Matt Moore was poking around the pond dam near his Bulloch County home one night last July when he found something he’d only ever seen before in books.
“I was out with a headlamp looking around for snakes and spiders,” said Moore, a self-taught naturalist and a field tech with the Georgia Department of Natural Resources. “I shined the light and I saw an ogre-faced spider.”
Named for their big fangs and bulgy eyes, ogre-faced spiders are actually harmless and are notable for more than their looks. They are the only spiders known to create a cast net-like web they throw over their prey. That’s what made the I.D. unmistakable.
“You know it when you see it because of the way they operate,” Moore said. “They have a net made of silk hanging from their front legs.”

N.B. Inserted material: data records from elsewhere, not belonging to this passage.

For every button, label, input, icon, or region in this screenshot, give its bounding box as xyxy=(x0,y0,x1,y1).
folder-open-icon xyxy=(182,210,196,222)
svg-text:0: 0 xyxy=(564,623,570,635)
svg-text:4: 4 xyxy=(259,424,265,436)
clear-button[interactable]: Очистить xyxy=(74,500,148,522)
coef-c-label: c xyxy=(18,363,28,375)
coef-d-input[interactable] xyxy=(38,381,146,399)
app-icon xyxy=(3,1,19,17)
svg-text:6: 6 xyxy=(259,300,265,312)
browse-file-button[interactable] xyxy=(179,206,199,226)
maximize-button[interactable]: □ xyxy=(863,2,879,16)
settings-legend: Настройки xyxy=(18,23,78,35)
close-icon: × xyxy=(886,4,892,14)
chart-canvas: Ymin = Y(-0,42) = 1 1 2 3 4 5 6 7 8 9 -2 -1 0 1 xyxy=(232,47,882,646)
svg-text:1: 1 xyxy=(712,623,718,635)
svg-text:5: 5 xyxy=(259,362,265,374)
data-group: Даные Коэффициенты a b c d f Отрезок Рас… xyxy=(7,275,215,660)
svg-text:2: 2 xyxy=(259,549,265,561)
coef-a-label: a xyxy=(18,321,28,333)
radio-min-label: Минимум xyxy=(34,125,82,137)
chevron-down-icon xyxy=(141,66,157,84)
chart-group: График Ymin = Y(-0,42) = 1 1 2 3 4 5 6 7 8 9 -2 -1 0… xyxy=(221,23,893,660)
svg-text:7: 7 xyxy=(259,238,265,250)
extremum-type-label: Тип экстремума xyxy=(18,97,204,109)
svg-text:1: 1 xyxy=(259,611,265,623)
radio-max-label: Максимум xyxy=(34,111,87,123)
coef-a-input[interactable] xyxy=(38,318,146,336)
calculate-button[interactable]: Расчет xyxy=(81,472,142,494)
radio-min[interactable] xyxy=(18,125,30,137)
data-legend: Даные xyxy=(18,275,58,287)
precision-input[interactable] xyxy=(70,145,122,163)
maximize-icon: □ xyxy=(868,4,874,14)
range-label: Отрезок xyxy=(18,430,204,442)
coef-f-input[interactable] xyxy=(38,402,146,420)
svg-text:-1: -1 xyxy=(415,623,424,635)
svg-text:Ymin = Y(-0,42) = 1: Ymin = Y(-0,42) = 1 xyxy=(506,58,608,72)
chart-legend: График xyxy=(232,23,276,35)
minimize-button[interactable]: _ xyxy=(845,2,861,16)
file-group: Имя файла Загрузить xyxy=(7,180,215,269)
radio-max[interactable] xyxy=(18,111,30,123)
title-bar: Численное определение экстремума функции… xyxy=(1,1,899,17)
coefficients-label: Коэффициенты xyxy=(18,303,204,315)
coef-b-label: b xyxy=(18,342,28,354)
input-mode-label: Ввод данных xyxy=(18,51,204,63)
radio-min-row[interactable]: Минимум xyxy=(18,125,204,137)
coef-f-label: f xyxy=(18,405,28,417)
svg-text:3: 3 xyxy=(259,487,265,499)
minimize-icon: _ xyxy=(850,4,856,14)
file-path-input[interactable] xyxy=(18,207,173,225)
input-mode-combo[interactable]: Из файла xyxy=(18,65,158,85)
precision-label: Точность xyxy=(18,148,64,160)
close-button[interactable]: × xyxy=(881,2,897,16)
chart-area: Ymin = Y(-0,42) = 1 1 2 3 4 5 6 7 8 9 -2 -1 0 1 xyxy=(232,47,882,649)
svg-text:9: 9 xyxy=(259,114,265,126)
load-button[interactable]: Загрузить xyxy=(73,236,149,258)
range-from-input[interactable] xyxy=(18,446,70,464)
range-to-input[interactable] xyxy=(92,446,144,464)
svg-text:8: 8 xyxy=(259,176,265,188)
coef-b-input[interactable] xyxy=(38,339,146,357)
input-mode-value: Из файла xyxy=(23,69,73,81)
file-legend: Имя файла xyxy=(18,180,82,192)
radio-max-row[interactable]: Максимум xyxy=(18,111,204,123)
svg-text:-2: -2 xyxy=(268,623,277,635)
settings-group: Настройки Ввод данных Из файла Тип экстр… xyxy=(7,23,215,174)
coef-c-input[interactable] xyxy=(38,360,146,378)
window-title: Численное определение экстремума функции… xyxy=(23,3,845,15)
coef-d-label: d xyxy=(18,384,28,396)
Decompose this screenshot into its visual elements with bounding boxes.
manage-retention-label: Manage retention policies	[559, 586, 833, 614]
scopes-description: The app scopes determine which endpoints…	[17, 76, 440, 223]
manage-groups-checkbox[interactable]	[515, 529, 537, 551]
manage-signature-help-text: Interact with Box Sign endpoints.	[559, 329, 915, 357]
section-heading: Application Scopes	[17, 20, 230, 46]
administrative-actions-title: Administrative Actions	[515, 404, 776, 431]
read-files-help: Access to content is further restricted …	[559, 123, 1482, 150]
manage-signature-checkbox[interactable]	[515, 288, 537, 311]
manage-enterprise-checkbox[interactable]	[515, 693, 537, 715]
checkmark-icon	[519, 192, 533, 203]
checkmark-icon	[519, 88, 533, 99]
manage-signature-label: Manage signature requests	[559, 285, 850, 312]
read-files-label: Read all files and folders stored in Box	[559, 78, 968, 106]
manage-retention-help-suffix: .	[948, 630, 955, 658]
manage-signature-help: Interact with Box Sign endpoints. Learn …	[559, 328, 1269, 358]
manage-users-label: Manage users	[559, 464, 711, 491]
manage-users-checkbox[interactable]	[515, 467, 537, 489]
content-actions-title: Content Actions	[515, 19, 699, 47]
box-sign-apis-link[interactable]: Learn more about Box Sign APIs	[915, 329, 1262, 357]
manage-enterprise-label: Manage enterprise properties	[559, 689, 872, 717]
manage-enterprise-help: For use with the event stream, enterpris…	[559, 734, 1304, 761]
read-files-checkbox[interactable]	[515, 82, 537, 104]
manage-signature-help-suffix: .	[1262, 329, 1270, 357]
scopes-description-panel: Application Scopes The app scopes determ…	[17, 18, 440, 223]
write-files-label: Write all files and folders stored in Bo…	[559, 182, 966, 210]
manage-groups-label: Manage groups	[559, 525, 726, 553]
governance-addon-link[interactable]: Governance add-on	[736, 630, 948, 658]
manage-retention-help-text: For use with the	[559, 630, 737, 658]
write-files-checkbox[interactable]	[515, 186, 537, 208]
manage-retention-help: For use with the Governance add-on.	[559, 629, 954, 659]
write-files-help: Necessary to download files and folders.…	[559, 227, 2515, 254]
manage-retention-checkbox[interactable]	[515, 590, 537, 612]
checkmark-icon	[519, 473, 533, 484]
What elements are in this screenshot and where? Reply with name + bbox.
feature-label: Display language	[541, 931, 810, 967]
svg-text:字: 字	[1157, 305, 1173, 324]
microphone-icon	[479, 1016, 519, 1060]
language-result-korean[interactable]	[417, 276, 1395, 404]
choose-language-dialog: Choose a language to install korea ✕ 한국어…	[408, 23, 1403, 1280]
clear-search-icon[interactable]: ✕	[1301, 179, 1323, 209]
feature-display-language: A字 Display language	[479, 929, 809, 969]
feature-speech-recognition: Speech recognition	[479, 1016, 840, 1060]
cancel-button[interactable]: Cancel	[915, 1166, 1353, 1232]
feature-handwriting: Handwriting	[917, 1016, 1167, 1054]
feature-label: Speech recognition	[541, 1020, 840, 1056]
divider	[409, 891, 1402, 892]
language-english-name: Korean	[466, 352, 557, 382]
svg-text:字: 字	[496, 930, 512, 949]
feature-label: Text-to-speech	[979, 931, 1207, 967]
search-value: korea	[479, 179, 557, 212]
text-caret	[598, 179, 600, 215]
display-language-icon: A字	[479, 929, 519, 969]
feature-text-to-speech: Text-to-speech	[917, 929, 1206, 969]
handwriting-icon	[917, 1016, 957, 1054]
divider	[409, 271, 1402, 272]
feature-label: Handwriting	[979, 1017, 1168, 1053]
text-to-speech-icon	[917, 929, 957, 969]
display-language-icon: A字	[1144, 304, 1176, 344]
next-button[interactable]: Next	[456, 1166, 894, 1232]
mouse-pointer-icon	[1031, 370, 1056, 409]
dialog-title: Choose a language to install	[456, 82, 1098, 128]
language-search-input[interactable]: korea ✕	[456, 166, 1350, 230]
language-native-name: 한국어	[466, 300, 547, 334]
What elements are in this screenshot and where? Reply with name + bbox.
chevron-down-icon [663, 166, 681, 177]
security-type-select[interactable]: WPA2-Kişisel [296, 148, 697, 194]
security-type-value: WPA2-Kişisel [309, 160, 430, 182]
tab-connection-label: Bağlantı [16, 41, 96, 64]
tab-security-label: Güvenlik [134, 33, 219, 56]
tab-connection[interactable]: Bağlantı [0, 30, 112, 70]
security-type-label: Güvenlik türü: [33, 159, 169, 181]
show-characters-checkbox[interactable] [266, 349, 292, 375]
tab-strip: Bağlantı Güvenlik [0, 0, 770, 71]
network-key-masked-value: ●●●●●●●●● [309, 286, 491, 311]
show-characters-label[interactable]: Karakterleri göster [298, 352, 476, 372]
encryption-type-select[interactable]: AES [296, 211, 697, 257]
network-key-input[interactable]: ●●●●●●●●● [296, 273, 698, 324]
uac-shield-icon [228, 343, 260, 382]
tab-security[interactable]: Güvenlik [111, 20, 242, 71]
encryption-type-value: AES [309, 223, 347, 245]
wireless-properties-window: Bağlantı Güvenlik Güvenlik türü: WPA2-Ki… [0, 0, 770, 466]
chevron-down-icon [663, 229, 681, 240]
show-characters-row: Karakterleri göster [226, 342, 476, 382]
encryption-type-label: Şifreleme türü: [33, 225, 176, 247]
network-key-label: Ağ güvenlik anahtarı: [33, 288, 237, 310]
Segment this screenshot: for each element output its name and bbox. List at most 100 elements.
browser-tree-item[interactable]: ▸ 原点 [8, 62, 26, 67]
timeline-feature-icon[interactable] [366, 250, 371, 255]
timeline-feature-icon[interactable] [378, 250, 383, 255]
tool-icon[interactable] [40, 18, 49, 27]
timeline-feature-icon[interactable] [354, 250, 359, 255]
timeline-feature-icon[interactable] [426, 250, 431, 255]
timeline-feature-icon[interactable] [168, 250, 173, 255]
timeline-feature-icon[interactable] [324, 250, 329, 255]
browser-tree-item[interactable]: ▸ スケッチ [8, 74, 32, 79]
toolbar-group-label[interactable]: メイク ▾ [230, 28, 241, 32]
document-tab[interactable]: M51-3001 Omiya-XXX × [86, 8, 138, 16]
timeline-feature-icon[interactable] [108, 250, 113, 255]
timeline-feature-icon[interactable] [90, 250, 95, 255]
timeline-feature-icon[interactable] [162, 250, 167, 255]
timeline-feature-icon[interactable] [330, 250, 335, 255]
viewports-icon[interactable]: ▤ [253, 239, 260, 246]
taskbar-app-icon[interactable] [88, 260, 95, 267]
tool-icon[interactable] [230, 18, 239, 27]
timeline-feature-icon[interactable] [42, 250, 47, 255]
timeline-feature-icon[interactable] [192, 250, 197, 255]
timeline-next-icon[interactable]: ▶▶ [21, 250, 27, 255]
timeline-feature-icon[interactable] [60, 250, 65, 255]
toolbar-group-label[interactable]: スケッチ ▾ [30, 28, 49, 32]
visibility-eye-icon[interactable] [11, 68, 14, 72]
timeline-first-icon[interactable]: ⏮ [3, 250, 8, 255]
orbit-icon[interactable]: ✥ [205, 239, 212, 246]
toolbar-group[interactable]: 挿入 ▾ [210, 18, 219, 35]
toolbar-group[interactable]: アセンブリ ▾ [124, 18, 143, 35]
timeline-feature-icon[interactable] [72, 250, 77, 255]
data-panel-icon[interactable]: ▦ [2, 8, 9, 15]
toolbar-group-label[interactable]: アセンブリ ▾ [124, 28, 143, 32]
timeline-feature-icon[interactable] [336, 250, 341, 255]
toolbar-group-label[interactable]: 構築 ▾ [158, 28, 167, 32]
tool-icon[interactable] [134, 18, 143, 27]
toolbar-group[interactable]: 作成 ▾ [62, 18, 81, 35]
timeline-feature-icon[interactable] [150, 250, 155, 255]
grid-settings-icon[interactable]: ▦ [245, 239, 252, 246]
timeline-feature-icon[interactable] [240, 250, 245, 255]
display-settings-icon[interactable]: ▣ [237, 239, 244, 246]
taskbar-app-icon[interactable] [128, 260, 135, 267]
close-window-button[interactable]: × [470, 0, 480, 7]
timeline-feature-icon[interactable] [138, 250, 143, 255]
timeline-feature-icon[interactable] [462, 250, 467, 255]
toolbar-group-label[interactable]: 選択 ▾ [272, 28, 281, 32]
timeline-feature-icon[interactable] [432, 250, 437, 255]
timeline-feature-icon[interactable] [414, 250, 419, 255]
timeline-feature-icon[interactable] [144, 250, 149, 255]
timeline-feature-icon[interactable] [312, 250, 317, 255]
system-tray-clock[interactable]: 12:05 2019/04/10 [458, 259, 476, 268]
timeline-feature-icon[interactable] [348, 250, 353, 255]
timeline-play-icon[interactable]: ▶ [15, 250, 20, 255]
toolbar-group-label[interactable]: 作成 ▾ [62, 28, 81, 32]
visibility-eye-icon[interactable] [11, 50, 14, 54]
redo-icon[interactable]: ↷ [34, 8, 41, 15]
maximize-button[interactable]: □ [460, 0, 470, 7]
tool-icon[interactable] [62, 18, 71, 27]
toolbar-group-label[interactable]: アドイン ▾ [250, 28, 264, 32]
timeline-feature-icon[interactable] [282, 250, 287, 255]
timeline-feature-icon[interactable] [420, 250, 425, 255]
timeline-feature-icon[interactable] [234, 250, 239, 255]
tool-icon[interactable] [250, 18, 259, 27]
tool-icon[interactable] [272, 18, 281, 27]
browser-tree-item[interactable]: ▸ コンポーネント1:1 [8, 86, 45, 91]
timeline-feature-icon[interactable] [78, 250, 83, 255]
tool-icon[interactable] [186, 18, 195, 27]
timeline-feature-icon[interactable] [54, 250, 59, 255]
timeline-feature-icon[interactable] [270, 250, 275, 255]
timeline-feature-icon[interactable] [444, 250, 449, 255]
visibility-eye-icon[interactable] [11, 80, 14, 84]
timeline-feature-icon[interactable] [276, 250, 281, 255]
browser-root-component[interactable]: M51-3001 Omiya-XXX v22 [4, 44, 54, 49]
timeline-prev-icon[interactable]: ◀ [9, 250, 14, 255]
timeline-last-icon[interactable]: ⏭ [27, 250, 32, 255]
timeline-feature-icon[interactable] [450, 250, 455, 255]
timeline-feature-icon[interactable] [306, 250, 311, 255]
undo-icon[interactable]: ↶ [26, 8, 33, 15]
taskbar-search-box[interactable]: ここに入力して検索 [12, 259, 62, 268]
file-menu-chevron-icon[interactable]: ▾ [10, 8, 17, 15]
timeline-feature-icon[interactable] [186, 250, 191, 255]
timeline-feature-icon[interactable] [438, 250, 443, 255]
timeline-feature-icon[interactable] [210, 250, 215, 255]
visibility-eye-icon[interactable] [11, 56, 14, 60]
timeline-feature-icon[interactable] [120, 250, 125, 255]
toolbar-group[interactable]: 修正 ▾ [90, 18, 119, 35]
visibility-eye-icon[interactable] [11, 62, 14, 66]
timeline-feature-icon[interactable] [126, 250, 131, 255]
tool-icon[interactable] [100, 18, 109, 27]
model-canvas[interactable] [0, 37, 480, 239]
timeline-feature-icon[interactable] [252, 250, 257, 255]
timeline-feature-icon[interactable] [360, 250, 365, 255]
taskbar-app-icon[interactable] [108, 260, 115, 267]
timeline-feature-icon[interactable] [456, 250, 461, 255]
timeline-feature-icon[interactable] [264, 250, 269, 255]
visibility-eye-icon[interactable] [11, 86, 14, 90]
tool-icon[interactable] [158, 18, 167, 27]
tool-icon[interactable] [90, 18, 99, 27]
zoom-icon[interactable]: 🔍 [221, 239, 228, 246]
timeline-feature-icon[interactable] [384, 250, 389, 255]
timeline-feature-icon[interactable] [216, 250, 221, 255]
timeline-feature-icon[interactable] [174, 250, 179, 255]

Emerging just after dark, these spiders build a silk scaffold a few feet off the ground and then hang from the web head-down. They also spin their capture net of fluffy silk, which they hold stationary in their front four legs.
Moore has seen them hunt, feeding one a grasshopper and tricking another into covering a tiny stick with its net.
“They wrap it around whatever comes in front of them,” he said. “They just drape it over.”
Until Moore’s find, ogre-faced spiders had only been recorded from extreme southern Alabama, Florida and Jamaica. The Statesboro one was 150 miles north of any previous record of the species and the first in Georgia. But not the last.
Working with Dirk Stevenson, a friend and fellow spider enthusiast who directs the Longleaf Savannas Initiative for the nonprofit Orianne Society, Moore has since documented ogre-faced spiders at the Altama Plantation Wildlife Management Area in Glynn County and on the Orianne Indigo Snake Preserve near Lumber City in Telfair County. Future surveys could show that this spider is widely distributed throughout much of the coastal plain region of southern Georgia.
Anyone who wants to help document more of them will have to go hunting at night. Ogre-faced spiders are “sight hunters.” Two of their eight eyes are unusually large and forward-facing, with the capabilities of a fish-eye lens that give them extraordinary night vision. But their eyes don’t work well in daylight, making the spiders solely nocturnal.
Moore suggests waiting until dark then looking on palmetto fronds or the foliage of shrubs about 1-4 feet off the ground.
“If you have a headlight or flashlight you can get a great photo,” Stevenson said. “They’re just not wary.”